In this chapter, I describe the data source, samples, measures, and data analysis plans for my dissertation. This dissertation is composed of two studies. The first study is a replication study to examine science motivation in rural African American high school students using Eccles et al. (1983) expectancy-value theory of motivation. The second study investigates the
relationships between parental socialization and rural African American students’ science expectancies using the Eccles et al. (1983) parent socialization model of expectancy-value theory. The following section describes the source of data used for both studies. Subsequent sections detail the study variables and analytic plans utilized in each study. The chapter
concludes with an overview of the research questions, hypotheses, and analytic strategies used in this dissertation.
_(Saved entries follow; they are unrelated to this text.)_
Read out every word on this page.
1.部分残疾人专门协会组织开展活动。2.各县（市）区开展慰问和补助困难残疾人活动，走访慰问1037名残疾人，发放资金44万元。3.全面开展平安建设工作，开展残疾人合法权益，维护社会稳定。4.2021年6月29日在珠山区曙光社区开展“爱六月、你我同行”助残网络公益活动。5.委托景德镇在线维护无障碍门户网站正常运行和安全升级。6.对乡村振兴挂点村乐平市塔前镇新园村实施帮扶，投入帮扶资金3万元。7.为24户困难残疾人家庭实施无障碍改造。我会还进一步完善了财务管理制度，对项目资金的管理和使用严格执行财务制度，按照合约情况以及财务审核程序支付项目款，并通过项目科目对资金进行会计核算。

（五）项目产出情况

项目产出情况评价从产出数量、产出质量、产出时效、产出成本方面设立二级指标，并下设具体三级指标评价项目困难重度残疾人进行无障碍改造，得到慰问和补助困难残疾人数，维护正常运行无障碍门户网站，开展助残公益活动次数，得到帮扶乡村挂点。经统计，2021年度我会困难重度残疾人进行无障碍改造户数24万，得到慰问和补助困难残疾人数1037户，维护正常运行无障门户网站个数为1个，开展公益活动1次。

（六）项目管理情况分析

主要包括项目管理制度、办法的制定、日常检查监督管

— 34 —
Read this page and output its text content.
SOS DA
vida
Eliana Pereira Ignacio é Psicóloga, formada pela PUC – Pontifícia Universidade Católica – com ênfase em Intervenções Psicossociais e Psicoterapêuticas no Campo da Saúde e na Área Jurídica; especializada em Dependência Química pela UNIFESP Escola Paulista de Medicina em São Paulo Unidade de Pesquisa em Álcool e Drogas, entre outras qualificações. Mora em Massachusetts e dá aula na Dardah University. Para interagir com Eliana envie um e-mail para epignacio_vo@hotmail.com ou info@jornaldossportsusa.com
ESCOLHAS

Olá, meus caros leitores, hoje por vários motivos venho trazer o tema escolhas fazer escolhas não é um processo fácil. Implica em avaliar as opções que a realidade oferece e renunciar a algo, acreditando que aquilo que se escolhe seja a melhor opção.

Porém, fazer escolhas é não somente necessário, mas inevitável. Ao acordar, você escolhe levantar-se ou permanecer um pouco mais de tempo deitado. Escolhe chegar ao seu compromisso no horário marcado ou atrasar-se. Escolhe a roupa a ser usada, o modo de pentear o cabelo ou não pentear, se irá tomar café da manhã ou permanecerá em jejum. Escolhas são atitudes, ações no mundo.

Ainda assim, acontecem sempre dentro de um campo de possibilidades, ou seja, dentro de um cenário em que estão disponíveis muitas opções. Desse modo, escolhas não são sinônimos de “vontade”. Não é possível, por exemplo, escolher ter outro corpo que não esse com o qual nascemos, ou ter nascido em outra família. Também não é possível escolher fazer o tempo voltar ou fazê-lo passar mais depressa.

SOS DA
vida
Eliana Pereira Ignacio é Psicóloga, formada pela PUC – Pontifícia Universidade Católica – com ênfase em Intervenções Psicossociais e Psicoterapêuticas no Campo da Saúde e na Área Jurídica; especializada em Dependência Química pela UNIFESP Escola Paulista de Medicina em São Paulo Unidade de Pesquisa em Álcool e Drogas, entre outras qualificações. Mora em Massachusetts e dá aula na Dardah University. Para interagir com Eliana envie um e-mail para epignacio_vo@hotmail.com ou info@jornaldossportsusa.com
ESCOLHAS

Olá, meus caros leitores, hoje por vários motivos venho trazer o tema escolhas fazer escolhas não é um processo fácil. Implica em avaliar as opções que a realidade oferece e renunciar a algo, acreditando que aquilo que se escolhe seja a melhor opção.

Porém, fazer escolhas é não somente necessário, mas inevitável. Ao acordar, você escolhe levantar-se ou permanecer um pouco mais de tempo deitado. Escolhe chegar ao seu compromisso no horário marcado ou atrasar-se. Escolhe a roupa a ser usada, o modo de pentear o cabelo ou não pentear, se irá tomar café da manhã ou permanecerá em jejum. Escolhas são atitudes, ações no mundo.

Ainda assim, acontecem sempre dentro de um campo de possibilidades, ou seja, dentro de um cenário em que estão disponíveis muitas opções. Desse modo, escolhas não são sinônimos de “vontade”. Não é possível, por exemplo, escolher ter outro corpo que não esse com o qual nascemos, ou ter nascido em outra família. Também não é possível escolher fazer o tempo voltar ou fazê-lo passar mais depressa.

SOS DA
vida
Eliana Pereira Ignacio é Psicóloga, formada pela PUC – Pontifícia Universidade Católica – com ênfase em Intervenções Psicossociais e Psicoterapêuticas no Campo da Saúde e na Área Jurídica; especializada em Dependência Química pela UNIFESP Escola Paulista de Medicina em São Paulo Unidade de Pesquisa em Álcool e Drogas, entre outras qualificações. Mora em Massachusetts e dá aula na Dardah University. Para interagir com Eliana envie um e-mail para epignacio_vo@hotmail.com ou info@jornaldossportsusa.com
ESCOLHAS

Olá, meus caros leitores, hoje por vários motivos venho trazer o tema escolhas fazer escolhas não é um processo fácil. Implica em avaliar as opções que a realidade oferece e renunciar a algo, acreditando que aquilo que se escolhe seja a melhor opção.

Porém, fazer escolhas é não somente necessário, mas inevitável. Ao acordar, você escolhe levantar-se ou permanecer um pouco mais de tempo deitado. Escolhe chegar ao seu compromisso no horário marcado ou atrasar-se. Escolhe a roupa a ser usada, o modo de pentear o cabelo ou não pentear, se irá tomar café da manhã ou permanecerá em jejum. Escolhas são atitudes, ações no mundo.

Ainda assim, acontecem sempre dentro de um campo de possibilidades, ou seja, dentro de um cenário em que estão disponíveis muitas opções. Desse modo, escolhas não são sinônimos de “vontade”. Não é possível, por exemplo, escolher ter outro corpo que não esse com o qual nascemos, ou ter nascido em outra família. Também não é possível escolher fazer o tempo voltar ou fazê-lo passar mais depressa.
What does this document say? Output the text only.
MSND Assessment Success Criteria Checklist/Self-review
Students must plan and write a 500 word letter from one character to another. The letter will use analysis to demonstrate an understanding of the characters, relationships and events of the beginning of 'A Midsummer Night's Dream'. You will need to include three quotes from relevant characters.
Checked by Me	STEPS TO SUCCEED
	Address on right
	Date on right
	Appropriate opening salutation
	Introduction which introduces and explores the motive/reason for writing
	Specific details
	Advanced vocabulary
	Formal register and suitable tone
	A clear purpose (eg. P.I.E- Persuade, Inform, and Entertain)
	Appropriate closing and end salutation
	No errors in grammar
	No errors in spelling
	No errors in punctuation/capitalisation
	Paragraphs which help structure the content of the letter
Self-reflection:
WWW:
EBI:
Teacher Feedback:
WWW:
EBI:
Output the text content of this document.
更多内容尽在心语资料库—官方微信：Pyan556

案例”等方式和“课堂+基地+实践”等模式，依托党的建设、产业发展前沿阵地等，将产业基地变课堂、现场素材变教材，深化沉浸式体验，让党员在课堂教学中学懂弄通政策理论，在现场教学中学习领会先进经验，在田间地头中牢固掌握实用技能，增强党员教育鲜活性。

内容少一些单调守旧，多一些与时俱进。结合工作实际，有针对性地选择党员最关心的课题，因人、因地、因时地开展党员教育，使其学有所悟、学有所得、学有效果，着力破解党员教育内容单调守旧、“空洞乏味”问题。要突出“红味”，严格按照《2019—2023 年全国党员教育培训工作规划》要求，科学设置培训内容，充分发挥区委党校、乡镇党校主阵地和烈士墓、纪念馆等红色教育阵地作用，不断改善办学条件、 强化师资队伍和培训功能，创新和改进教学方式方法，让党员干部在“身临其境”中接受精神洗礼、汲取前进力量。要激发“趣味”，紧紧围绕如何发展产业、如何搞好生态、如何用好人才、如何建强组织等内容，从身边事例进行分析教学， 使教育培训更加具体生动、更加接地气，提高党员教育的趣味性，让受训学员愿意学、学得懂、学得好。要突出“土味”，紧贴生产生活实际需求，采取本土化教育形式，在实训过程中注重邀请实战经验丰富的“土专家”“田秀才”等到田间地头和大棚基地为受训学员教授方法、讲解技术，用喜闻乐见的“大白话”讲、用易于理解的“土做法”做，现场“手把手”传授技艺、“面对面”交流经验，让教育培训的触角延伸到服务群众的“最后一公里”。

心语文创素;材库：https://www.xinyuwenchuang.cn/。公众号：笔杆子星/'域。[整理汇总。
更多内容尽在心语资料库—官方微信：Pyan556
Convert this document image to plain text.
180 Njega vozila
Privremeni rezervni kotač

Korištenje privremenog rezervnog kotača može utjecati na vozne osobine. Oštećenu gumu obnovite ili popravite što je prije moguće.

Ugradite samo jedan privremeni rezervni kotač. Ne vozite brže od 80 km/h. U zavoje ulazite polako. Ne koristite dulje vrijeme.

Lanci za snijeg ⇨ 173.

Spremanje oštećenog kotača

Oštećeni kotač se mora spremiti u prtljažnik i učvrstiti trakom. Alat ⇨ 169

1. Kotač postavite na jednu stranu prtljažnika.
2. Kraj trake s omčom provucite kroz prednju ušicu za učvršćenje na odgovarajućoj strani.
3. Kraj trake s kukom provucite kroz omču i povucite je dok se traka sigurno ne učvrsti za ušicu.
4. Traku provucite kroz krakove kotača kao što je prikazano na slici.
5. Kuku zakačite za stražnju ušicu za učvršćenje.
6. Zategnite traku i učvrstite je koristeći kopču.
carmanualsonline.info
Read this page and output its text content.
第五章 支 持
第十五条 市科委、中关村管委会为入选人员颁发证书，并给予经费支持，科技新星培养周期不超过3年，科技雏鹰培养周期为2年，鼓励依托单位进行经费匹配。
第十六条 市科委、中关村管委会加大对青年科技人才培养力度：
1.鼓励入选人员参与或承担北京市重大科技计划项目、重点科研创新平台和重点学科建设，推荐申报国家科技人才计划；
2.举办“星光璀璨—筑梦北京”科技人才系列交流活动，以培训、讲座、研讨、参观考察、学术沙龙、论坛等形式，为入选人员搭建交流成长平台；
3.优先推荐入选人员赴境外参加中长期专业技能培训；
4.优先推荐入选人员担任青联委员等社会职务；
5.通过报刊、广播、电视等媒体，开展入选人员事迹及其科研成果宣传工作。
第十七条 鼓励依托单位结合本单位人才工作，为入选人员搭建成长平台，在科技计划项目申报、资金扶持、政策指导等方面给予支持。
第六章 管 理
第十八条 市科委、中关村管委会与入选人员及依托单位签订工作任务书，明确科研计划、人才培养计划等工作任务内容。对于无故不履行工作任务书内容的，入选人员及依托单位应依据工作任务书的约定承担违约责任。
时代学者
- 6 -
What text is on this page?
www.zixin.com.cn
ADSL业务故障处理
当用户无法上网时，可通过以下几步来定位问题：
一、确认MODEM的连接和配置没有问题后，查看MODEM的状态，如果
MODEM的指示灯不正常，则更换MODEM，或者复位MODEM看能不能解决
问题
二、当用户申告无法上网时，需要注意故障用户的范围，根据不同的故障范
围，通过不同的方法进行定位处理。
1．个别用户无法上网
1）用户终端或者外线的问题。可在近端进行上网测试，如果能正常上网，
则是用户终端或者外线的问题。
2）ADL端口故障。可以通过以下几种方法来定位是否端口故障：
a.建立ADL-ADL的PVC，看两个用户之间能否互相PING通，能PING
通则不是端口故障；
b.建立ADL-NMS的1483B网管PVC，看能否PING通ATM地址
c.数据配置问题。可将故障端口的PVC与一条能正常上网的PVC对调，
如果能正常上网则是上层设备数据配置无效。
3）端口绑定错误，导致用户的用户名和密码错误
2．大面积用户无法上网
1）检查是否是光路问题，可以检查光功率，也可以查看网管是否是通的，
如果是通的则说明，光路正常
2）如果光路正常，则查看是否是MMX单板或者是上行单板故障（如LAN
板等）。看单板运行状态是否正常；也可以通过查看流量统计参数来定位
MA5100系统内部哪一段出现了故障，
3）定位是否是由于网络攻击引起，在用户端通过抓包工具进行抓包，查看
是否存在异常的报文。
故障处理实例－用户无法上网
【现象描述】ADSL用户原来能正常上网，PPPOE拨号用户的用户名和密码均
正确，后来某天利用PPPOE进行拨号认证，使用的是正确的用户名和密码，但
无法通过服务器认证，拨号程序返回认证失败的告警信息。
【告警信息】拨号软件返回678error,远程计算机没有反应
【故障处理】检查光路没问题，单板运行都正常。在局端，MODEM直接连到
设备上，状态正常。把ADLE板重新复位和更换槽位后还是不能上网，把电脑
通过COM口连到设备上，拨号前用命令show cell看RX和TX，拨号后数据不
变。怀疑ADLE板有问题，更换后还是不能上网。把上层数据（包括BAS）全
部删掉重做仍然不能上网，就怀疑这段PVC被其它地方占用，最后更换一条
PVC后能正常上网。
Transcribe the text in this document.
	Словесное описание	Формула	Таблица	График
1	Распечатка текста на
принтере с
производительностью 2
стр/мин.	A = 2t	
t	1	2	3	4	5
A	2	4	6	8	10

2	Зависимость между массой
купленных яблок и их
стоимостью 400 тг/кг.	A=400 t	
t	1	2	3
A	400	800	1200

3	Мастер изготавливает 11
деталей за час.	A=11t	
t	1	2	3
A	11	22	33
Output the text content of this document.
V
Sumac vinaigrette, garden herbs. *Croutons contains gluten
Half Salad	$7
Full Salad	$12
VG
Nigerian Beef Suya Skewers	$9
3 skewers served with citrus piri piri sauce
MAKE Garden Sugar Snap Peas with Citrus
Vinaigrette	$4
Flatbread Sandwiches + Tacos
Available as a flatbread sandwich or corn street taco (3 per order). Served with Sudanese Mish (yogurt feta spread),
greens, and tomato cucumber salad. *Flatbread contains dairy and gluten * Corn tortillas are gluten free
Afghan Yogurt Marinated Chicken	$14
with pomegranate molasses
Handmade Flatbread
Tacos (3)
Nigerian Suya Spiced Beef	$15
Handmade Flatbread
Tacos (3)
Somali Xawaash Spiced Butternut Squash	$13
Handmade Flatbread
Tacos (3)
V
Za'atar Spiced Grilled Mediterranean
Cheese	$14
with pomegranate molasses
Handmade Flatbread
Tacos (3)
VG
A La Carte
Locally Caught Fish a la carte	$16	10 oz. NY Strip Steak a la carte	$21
Source of Data HSLS:09 Sample Design
The High School Longitudinal Study of 2009 (HSLS:2009; Ingels et al., 2013) is a
nationally representative, longitudinal study of over 23,000 students from 944 public and private schools that contained both 9th and 11th grades across the United States. During the base year
(Fall 2009), a randomly selected sample of ninth-grade students were administered an online questionnaire and a mathematics assessment within the school setting. Students’ parents, lead school counselors, school administrators, mathematics and science teachers were also
administered questionnaires online or via phone. The data for this dissertation were taken from the first follow-up, which took place when most sample members were in 11th grade (Spring
47
2012), and the transcript study (Fall 2013). During the first follow-up, students were again administered an online questionnaire and a mathematics assessment. Counselors and principals at each of the participating schools were also administered questionnaires for the first follow-up. In addition, a random subsample of parents was administered a questionnaire. In September 2013, transcripts were requested from all base-year schools, as well as from any school that students had reported transferring to during the first follow-up and/or the 2013 Update study that occurred during the summer of 2013. Variables from the first follow-up student questionnaire and high school transcript study were analyzed in Study 1. In Study 2, variables from the first follow-up student questionnaire and first follow-up parent questionnaire were analyzed.
HSLS: Instrumentation
This dissertation utilized data from both the student and parent questionnaires of the first follow-up of the HSLS:09 that occurred during the spring of 2012. Data from the High School Transcript Study of the HSLS:09 were also analyzed. These surveys are described below:
First follow-up student questionnaire. This online survey was administered during the spring of 2012 to students who had participated in the base year survey as ninth grade students during the fall 2009 semester. Students were given the survey regardless of their current school enrollment status and was designed to include students who had been retained, had dropped out, graduated early, or who had transferred to other schools/educational settings in the time that had elapsed since the base year study. Students were surveyed on a variety of topics related to their school experience including: attendance, grades, demographics, and family background (including plans and preparations for the post-high school), knowledge of college admission processes (testing, financial aid, college characteristics), influences on thinking and behavior, and peer behaviors and aspirations. Students were also asked specifically about their experiences
48
with science and mathematics, including course enrollment, feelings about math and science classes, math and science identity and utility, participation in science and mathematics extracurricular programs.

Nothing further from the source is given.